The end of the article has this:

> Consider custom infrastructure when you have both: sufficient scale for meaningful cost savings, and specific constraints that enable a simple solution. The engineering effort to build and maintain your system must be less than the infrastructure costs it eliminates. In our case, specific requirements (ephemeral storage, loss tolerance, S3 fallback) let us build something simple enough that maintenance costs stay low. Without both factors, stick with managed services.

Seems they were well aware of the tradeoffs.

▲nbngeorcjhe 4 hours ago

A small fraction of 1, probably? It sounds like a fairly simple service that shouldn't require much ongoing development

▲codedokode 3 hours ago

Especially if you have access to LLMs.

▲hinkley 3 hours ago

You're going to run a production system with a bus number of 1?

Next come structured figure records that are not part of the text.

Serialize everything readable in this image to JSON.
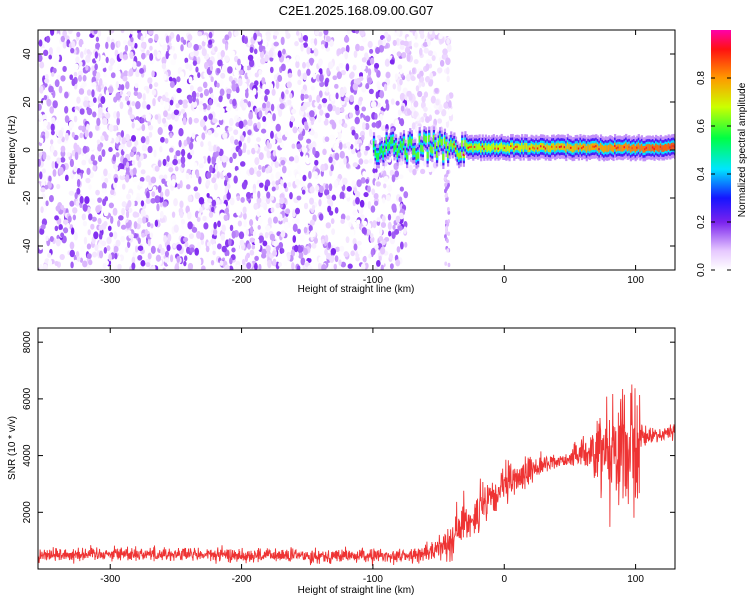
{
  "title": "C2E1.2025.168.09.00.G07",
  "chart_data": [
    {
      "type": "heatmap",
      "xlabel": "Height of straight line (km)",
      "ylabel": "Frequency (Hz)",
      "xlim": [
        -355,
        130
      ],
      "ylim": [
        -50,
        50
      ],
      "xticks": [
        -300,
        -200,
        -100,
        0,
        100
      ],
      "yticks": [
        -40,
        -20,
        0,
        20,
        40
      ],
      "colorbar": {
        "label": "Normalized spectral amplitude",
        "range": [
          0,
          1
        ],
        "ticks": [
          0.0,
          0.2,
          0.4,
          0.6,
          0.8
        ]
      },
      "regions": [
        {
          "x_range": [
            -355,
            -75
          ],
          "f_range": [
            -50,
            50
          ],
          "amplitude": [
            0.0,
            0.2
          ]
        },
        {
          "x_range": [
            -75,
            -40
          ],
          "f_range": [
            -10,
            50
          ],
          "amplitude": [
            0.0,
            0.1
          ]
        },
        {
          "x_range": [
            -100,
            130
          ],
          "f_range": [
            -5,
            5
          ],
          "amplitude": [
            0.2,
            1.0
          ]
        }
      ],
      "peak_frequency_hz": 1
    },
    {
      "type": "line",
      "xlabel": "Height of straight line (km)",
      "ylabel": "SNR (10 * v/v)",
      "xlim": [
        -355,
        130
      ],
      "ylim": [
        0,
        8500
      ],
      "xticks": [
        -300,
        -200,
        -100,
        0,
        100
      ],
      "yticks": [
        2000,
        4000,
        6000,
        8000
      ],
      "series": [
        {
          "color": "#ee3333",
          "x": [
            -355,
            -300,
            -250,
            -200,
            -150,
            -100,
            -70,
            -55,
            -40,
            -30,
            -20,
            -10,
            0,
            10,
            20,
            30,
            40,
            50,
            60,
            70,
            80,
            90,
            100,
            105,
            110,
            120,
            130
          ],
          "mean": [
            500,
            550,
            520,
            480,
            470,
            460,
            470,
            600,
            1100,
            1700,
            2000,
            2400,
            2900,
            3200,
            3500,
            3700,
            3800,
            3900,
            4100,
            4200,
            4350,
            4300,
            4400,
            4600,
            4700,
            4750,
            4850
          ],
          "spread": [
            250,
            250,
            250,
            250,
            250,
            250,
            250,
            300,
            700,
            900,
            900,
            700,
            700,
            600,
            500,
            300,
            250,
            300,
            500,
            1200,
            2000,
            2500,
            3000,
            400,
            250,
            250,
            250
          ]
        }
      ]
    }
  ]
}
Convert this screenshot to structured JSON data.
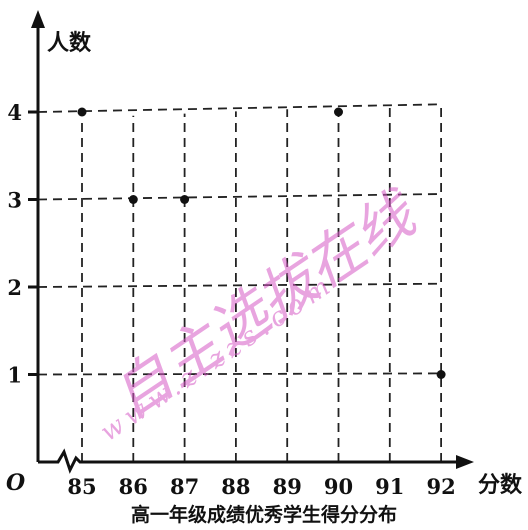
{
  "chart_data": {
    "type": "scatter",
    "title": "",
    "caption": "高一年级成绩优秀学生得分分布",
    "xlabel": "分数",
    "ylabel": "人数",
    "origin_label": "O",
    "x_ticks": [
      85,
      86,
      87,
      88,
      89,
      90,
      91,
      92
    ],
    "y_ticks": [
      1,
      2,
      3,
      4
    ],
    "x_axis_break": true,
    "grid": "dashed",
    "points": [
      {
        "x": 85,
        "y": 4
      },
      {
        "x": 86,
        "y": 3
      },
      {
        "x": 87,
        "y": 3
      },
      {
        "x": 90,
        "y": 4
      },
      {
        "x": 92,
        "y": 1
      }
    ]
  },
  "watermark": {
    "text": "自主选拔在线",
    "url": "www.zizzs.com",
    "color": "#d65ac6"
  }
}
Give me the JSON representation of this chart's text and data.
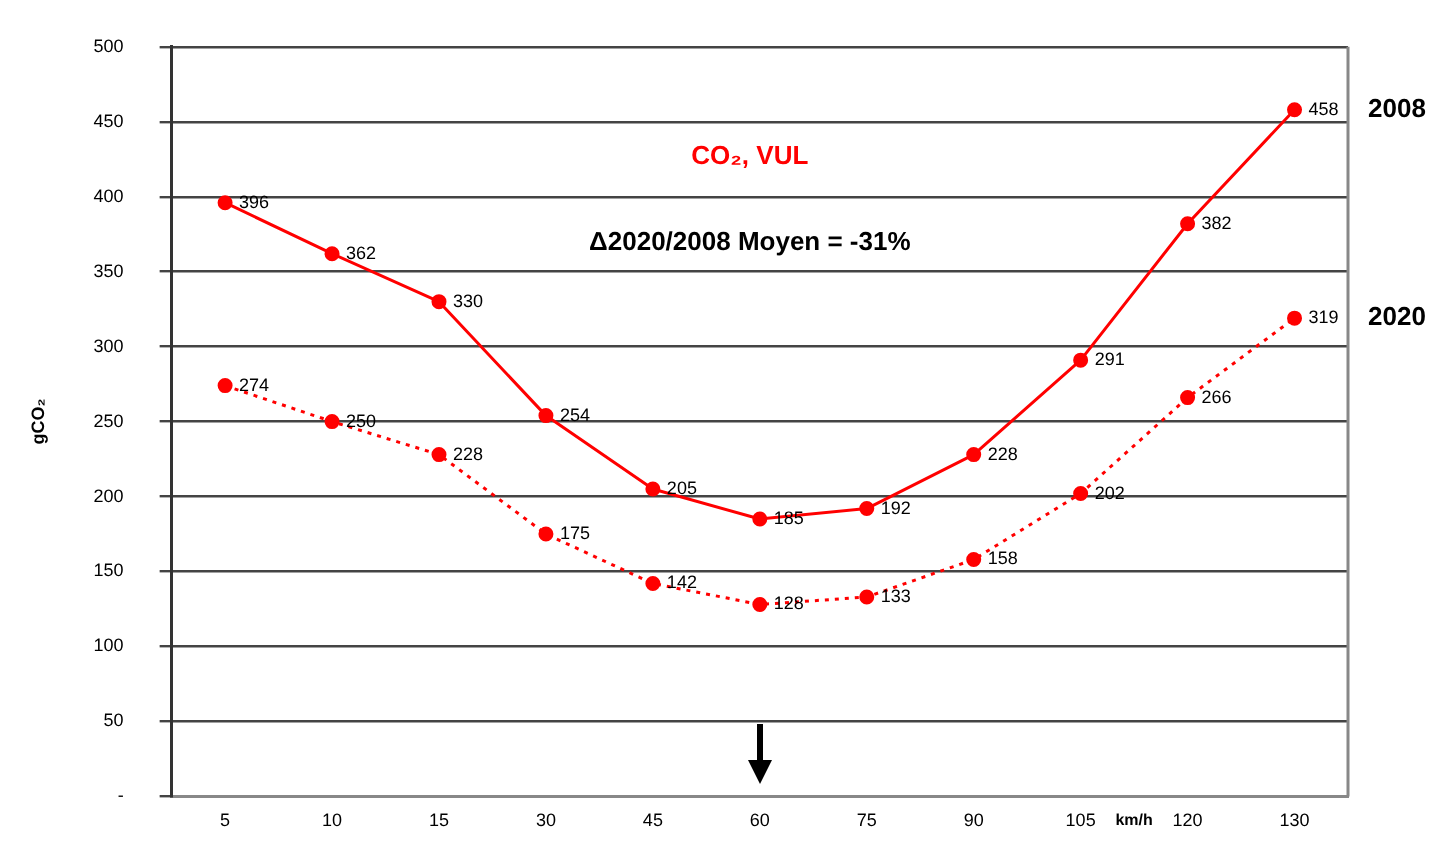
{
  "chart_data": {
    "type": "line",
    "title": "CO₂, VUL",
    "xlabel": "km/h",
    "ylabel": "gCO₂",
    "categories": [
      "5",
      "10",
      "15",
      "30",
      "45",
      "60",
      "75",
      "90",
      "105",
      "120",
      "130"
    ],
    "series": [
      {
        "name": "2008",
        "color": "#ff0000",
        "line_style": "solid",
        "values": [
          396,
          362,
          330,
          254,
          205,
          185,
          192,
          228,
          291,
          382,
          458
        ]
      },
      {
        "name": "2020",
        "color": "#ff0000",
        "line_style": "dotted",
        "values": [
          274,
          250,
          228,
          175,
          142,
          128,
          133,
          158,
          202,
          266,
          319
        ]
      }
    ],
    "ylim": [
      0,
      500
    ],
    "yticks": [
      {
        "value": 0,
        "label": "-"
      },
      50,
      100,
      150,
      200,
      250,
      300,
      350,
      400,
      450,
      500
    ],
    "grid": "y",
    "marker": "circle",
    "data_labels": true,
    "legend": false,
    "annotations": [
      "Δ2020/2008 Moyen = -31%"
    ]
  }
}
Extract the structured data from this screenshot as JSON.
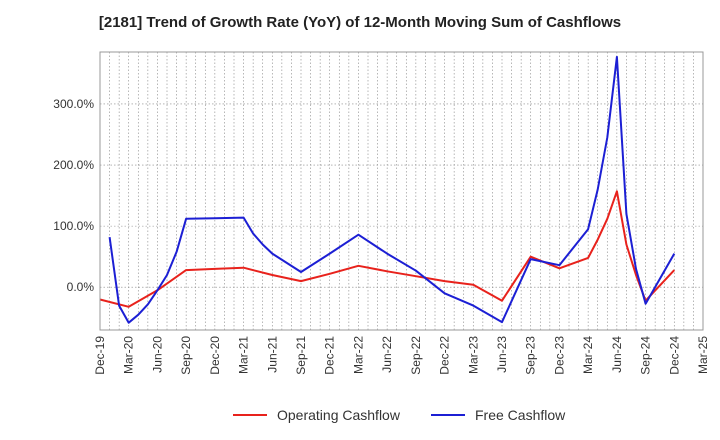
{
  "chart_data": {
    "type": "line",
    "title": "[2181]  Trend of Growth Rate (YoY) of 12-Month Moving Sum of Cashflows",
    "xlabel": "",
    "ylabel": "",
    "ylim": [
      -70,
      385
    ],
    "y_ticks": [
      {
        "value": 0,
        "label": "0.0%"
      },
      {
        "value": 100,
        "label": "100.0%"
      },
      {
        "value": 200,
        "label": "200.0%"
      },
      {
        "value": 300,
        "label": "300.0%"
      }
    ],
    "x_start": "2019-12",
    "x_end": "2025-03",
    "x_ticks": [
      "Dec-19",
      "Mar-20",
      "Jun-20",
      "Sep-20",
      "Dec-20",
      "Mar-21",
      "Jun-21",
      "Sep-21",
      "Dec-21",
      "Mar-22",
      "Jun-22",
      "Sep-22",
      "Dec-22",
      "Mar-23",
      "Jun-23",
      "Sep-23",
      "Dec-23",
      "Mar-24",
      "Jun-24",
      "Sep-24",
      "Dec-24",
      "Mar-25"
    ],
    "grid": true,
    "legend_position": "bottom",
    "series": [
      {
        "name": "Operating Cashflow",
        "color": "#e8221c",
        "points": [
          [
            "2019-12",
            -20
          ],
          [
            "2020-03",
            -32
          ],
          [
            "2020-06",
            -5
          ],
          [
            "2020-09",
            28
          ],
          [
            "2020-12",
            30
          ],
          [
            "2021-03",
            32
          ],
          [
            "2021-06",
            20
          ],
          [
            "2021-09",
            10
          ],
          [
            "2021-12",
            22
          ],
          [
            "2022-03",
            35
          ],
          [
            "2022-06",
            26
          ],
          [
            "2022-09",
            18
          ],
          [
            "2022-12",
            10
          ],
          [
            "2023-03",
            4
          ],
          [
            "2023-06",
            -22
          ],
          [
            "2023-09",
            50
          ],
          [
            "2023-12",
            31
          ],
          [
            "2024-03",
            48
          ],
          [
            "2024-04",
            78
          ],
          [
            "2024-05",
            112
          ],
          [
            "2024-06",
            157
          ],
          [
            "2024-07",
            70
          ],
          [
            "2024-08",
            20
          ],
          [
            "2024-09",
            -22
          ],
          [
            "2024-12",
            28
          ]
        ]
      },
      {
        "name": "Free Cashflow",
        "color": "#1c1fd4",
        "points": [
          [
            "2020-01",
            82
          ],
          [
            "2020-02",
            -30
          ],
          [
            "2020-03",
            -58
          ],
          [
            "2020-04",
            -45
          ],
          [
            "2020-05",
            -28
          ],
          [
            "2020-06",
            -5
          ],
          [
            "2020-07",
            20
          ],
          [
            "2020-08",
            58
          ],
          [
            "2020-09",
            112
          ],
          [
            "2020-12",
            113
          ],
          [
            "2021-03",
            114
          ],
          [
            "2021-04",
            88
          ],
          [
            "2021-05",
            70
          ],
          [
            "2021-06",
            55
          ],
          [
            "2021-09",
            25
          ],
          [
            "2021-12",
            55
          ],
          [
            "2022-03",
            86
          ],
          [
            "2022-06",
            55
          ],
          [
            "2022-09",
            27
          ],
          [
            "2022-12",
            -10
          ],
          [
            "2023-03",
            -30
          ],
          [
            "2023-06",
            -57
          ],
          [
            "2023-09",
            46
          ],
          [
            "2023-12",
            36
          ],
          [
            "2024-03",
            95
          ],
          [
            "2024-04",
            160
          ],
          [
            "2024-05",
            245
          ],
          [
            "2024-06",
            377
          ],
          [
            "2024-07",
            120
          ],
          [
            "2024-08",
            30
          ],
          [
            "2024-09",
            -27
          ],
          [
            "2024-12",
            55
          ]
        ]
      }
    ]
  }
}
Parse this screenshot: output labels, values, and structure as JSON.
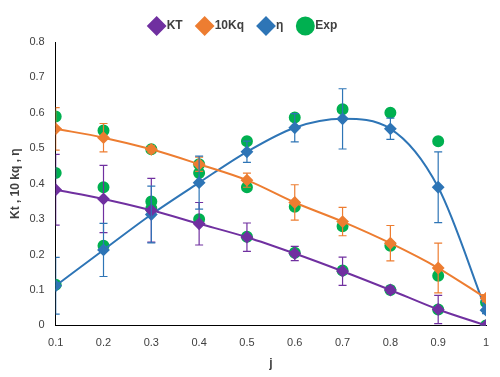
{
  "chart_data": {
    "type": "line",
    "x_label": "j",
    "y_label": "Kt , 10 kq , η",
    "x": [
      0.1,
      0.2,
      0.3,
      0.4,
      0.5,
      0.6,
      0.7,
      0.8,
      0.9,
      1
    ],
    "xlim": [
      0.1,
      1
    ],
    "xticks": [
      0.1,
      0.2,
      0.3,
      0.4,
      0.5,
      0.6,
      0.7,
      0.8,
      0.9,
      1
    ],
    "ylim": [
      0,
      0.8
    ],
    "yticks": [
      0,
      0.1,
      0.2,
      0.3,
      0.4,
      0.5,
      0.6,
      0.7,
      0.8
    ],
    "grid": false,
    "legend": "top",
    "series": [
      {
        "name": "KT",
        "color": "#7030a0",
        "marker": "diamond",
        "line_style": "smooth",
        "values": [
          0.383,
          0.357,
          0.325,
          0.287,
          0.249,
          0.203,
          0.153,
          0.1,
          0.045,
          0.0
        ],
        "errors": [
          0.1,
          0.095,
          0.09,
          0.06,
          0.04,
          0.02,
          0.04,
          0.01,
          0.04,
          0.0
        ]
      },
      {
        "name": "10Kq",
        "color": "#ed7d31",
        "marker": "diamond",
        "line_style": "smooth",
        "values": [
          0.555,
          0.53,
          0.497,
          0.455,
          0.41,
          0.347,
          0.293,
          0.232,
          0.162,
          0.077
        ],
        "errors": [
          0.06,
          0.04,
          0.01,
          0.02,
          0.02,
          0.05,
          0.04,
          0.05,
          0.07,
          0.01
        ]
      },
      {
        "name": "η",
        "color": "#2e75b6",
        "marker": "diamond",
        "line_style": "smooth",
        "values": [
          0.112,
          0.213,
          0.313,
          0.403,
          0.49,
          0.558,
          0.583,
          0.555,
          0.39,
          0.043
        ],
        "errors": [
          0.08,
          0.075,
          0.08,
          0.075,
          0.03,
          0.04,
          0.085,
          0.03,
          0.1,
          0.01
        ]
      },
      {
        "name": "Exp",
        "color": "#00b050",
        "marker": "circle",
        "type": "scatter",
        "x": [
          0.1,
          0.1,
          0.1,
          0.2,
          0.2,
          0.2,
          0.3,
          0.3,
          0.3,
          0.4,
          0.4,
          0.4,
          0.5,
          0.5,
          0.5,
          0.6,
          0.6,
          0.6,
          0.7,
          0.7,
          0.7,
          0.8,
          0.8,
          0.8,
          0.9,
          0.9,
          0.9,
          1,
          1
        ],
        "values": [
          0.59,
          0.43,
          0.115,
          0.55,
          0.39,
          0.225,
          0.497,
          0.35,
          0.33,
          0.455,
          0.43,
          0.3,
          0.52,
          0.39,
          0.25,
          0.587,
          0.335,
          0.205,
          0.61,
          0.28,
          0.155,
          0.6,
          0.225,
          0.1,
          0.52,
          0.14,
          0.045,
          0.065,
          0.0
        ]
      }
    ]
  }
}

I think you mean a small fraction of 3 engineers. And small fractions aren't that small.

▲xboxnolifes 1 hour ago

The cost being a fraction of 1 does not imply it's one person. 3 people each spending 2 weeks a year on the service is still a fraction of 1.

▲hinkley 29 minutes ago

It is three opportunity costs. No free lunches.

▲Dylan16807 20 minutes ago

Nobody implied it was free. Yes there are opportunity costs, and they add up to less than one sysadmin of opportunity.

▲adrianN 2 hours ago

So far I have seen a lot more production systems with a bus factor of zero than production systems with a bus factor greater one.

▲codedokode 4 hours ago

And I am curious how many engineer years it requires to port code to cloud services and deal with multiple issues you cannot even debug due to not having root privileges in the cloud.

Without cloud, saving a file is as simple as "with open(...) as f: f.write(data)" + adding a record to DB. And no weird network issues to debug.

▲rajamaka 4 hours ago

> as simple as "with open(...) as f: f.write(data)"

Save where? With what redundancy? With what access policies? With what backup strategy? With what network topology? With what storage equipment and file system and HVAC system and...

Without on-prem, saving a file is as simple as s3.put_object() !

▲AdieuToLogic 3 hours ago

>> Without cloud, saving a file is as simple as "with open(...) as f: f.write(data)" + adding a record to DB.

> Save where? With what redundancy? With what access policies? With what backup strategy? With what network topology? With what storage equipment and file system and HVAC system and...

Most of these concerns can be addressed with ZFS[0] provided by FreeBSD systems hosted in triple-A data centers.